Voted Rider of the 20th Century by the International Federation for Equestrian Sports, New Zealand’s Mark Todd is an inspiration for many across the globe. He is famed for his achievements in eventing and has been inducted into his country’s Sports Hall of Fame.
Todd won his fifth Olympic medal at the 2012 London Olympics. In doing so, he equaled the Olympic record for the longest gap between the first and final Olympic medals, 28 years.
Interesting Olympics trivia
- The equestrian portion of the 1956 Melbourne Olympics took place in Stockholm, Sweden due to Australia’s strict six-month pre-shipment quarantine rules for horses.
- No maximum age limit for the equestrian events makes it an intriguing sport. Due to this, 72-year-old Arthur von Pongracz of Austria is the oldest rider to take part in the Olympics, when he participated in the 1936 Berlin edition.
- Canadian rider Ian Miller holds the record for the most Olympic appearances by any athlete in any sport (10).
- 16-year-old Luiza Almeida of Brazil became the youngest rider of all time, when she took part in the 2008 Beijing Olympics.
- Princess Royal was the first member of the British Royal Family to have competed in the Olympic Games when she rode The Queen’s horse, Goodwill, in the three-day equestrian event at the 1976 Montreal Olympics.
Riders from India at the Olympics
Equestrian is not a very popular sport among Indians. Despite this, some of them have managed to represent the country on the world’s grandest stage. Indrajit Lamba created history when he became the first-ever Indian rider to qualify for the Olympic Games.
He took part in Atlanta in 1996. However, Lamba along with his horse Karishma failed to achieve any ranking. This was followed by Imtiaz Anees, who qualified four years later for the Sydney Games. Anees and his horse Spring Invader finished the contest in the 23rd position.

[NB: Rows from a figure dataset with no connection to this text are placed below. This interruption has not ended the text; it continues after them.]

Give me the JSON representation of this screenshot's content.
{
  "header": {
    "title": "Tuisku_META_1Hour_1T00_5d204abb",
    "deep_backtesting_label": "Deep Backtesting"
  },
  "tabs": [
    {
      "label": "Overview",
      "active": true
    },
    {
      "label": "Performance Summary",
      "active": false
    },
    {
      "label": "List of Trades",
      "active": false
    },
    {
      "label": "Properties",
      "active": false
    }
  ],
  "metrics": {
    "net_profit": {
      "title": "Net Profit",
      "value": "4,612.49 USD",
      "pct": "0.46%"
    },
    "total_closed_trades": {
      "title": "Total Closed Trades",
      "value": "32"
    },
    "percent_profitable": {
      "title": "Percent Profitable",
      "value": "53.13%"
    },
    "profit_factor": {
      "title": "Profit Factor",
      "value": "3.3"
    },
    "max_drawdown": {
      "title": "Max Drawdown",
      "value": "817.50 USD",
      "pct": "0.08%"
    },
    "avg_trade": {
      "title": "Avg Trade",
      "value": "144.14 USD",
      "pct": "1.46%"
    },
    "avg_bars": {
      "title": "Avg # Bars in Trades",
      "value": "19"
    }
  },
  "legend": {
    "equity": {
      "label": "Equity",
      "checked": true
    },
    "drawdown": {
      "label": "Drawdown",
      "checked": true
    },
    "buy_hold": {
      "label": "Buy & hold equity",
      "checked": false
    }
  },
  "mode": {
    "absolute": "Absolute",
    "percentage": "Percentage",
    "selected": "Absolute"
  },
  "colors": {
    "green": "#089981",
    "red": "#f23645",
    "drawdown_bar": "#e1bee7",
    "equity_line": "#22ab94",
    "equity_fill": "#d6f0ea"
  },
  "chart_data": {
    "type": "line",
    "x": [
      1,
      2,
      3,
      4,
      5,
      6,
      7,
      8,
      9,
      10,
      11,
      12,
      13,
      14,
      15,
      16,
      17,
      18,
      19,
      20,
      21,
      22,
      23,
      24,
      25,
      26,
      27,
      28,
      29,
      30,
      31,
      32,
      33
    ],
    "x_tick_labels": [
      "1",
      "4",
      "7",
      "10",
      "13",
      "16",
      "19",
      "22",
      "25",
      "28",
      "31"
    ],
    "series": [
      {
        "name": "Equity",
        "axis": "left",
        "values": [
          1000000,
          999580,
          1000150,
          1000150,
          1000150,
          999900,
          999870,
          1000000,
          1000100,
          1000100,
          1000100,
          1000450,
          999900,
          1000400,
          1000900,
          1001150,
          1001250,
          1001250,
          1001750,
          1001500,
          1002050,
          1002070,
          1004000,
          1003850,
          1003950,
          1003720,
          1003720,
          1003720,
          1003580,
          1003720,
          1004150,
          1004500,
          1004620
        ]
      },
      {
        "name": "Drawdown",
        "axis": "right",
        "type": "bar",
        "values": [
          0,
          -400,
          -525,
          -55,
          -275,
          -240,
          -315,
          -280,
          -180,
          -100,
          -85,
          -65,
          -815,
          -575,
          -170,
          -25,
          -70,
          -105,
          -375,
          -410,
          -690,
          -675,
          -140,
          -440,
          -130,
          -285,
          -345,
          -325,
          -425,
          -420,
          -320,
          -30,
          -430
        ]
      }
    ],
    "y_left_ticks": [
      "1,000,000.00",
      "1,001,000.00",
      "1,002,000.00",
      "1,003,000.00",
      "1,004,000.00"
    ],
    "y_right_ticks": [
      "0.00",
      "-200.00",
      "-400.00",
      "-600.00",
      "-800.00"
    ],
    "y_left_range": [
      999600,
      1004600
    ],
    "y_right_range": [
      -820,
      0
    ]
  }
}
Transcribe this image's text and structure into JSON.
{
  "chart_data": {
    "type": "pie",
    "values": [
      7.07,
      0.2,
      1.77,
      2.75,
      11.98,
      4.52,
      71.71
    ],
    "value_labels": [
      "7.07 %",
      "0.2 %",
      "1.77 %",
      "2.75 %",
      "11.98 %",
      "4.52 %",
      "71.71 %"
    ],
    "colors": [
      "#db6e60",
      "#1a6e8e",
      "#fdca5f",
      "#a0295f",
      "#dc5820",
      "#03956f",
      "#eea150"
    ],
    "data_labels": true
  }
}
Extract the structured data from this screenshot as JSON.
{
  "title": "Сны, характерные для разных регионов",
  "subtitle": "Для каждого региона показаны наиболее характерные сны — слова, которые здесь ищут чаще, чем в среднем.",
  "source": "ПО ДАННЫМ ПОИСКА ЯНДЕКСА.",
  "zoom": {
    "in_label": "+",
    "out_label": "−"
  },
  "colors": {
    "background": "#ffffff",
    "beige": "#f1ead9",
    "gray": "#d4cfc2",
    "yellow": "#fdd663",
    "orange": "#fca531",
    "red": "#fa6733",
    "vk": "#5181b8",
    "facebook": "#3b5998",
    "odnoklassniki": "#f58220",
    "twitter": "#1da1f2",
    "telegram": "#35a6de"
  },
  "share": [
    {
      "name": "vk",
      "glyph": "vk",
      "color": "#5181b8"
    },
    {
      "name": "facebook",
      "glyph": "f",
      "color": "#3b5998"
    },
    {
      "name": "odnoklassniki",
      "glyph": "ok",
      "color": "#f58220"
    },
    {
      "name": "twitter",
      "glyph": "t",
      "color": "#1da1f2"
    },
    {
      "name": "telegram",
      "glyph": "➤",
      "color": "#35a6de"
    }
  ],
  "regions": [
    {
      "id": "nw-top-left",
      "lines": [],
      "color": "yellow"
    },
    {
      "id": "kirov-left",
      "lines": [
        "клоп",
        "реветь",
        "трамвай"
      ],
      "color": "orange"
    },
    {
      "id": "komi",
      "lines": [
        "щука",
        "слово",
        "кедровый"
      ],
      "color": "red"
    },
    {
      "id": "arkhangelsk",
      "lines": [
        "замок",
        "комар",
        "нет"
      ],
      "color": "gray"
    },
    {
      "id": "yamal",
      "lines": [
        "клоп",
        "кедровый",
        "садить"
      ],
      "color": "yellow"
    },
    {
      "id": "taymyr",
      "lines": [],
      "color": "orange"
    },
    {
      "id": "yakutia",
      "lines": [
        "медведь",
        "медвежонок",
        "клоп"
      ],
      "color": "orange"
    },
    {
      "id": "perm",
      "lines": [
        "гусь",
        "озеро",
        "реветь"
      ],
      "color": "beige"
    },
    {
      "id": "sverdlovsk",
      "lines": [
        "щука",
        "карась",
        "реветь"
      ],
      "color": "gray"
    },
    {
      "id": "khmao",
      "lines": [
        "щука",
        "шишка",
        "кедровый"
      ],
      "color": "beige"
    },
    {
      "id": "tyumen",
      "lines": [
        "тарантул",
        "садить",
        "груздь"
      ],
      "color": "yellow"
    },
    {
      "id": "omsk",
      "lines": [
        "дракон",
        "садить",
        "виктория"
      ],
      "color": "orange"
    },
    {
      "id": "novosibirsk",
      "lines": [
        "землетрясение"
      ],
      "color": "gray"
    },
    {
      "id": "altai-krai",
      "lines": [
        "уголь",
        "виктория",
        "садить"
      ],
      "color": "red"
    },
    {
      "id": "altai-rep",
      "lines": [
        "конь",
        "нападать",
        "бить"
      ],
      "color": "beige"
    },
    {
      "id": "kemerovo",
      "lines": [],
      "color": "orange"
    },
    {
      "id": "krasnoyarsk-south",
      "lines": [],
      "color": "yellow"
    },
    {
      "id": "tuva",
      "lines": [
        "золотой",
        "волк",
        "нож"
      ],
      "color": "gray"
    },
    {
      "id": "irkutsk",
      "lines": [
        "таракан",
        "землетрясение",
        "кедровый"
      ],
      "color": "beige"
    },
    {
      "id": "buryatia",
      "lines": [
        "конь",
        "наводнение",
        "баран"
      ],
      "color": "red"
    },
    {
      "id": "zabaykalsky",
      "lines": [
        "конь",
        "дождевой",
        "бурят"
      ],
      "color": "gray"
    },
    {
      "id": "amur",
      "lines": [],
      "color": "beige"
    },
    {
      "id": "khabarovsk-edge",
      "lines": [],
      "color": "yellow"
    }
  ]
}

At the Tokyo Olympics, India will have only its third-ever participant in equestrian sports. 29-year-old Fouaad Mirza is all set to end the long drought. Just like his predecessors, he will take part in individual eventing. However, the 2018 Asian Games silver-medalist will be hoping for a good showing and is aiming to bring back glory to the nation.
He had recently performed admirably well in Baborowko, Poland. The hopes of a nation will be on Mirza as he will try to showcase his equestrian skills, with the entire world watching on.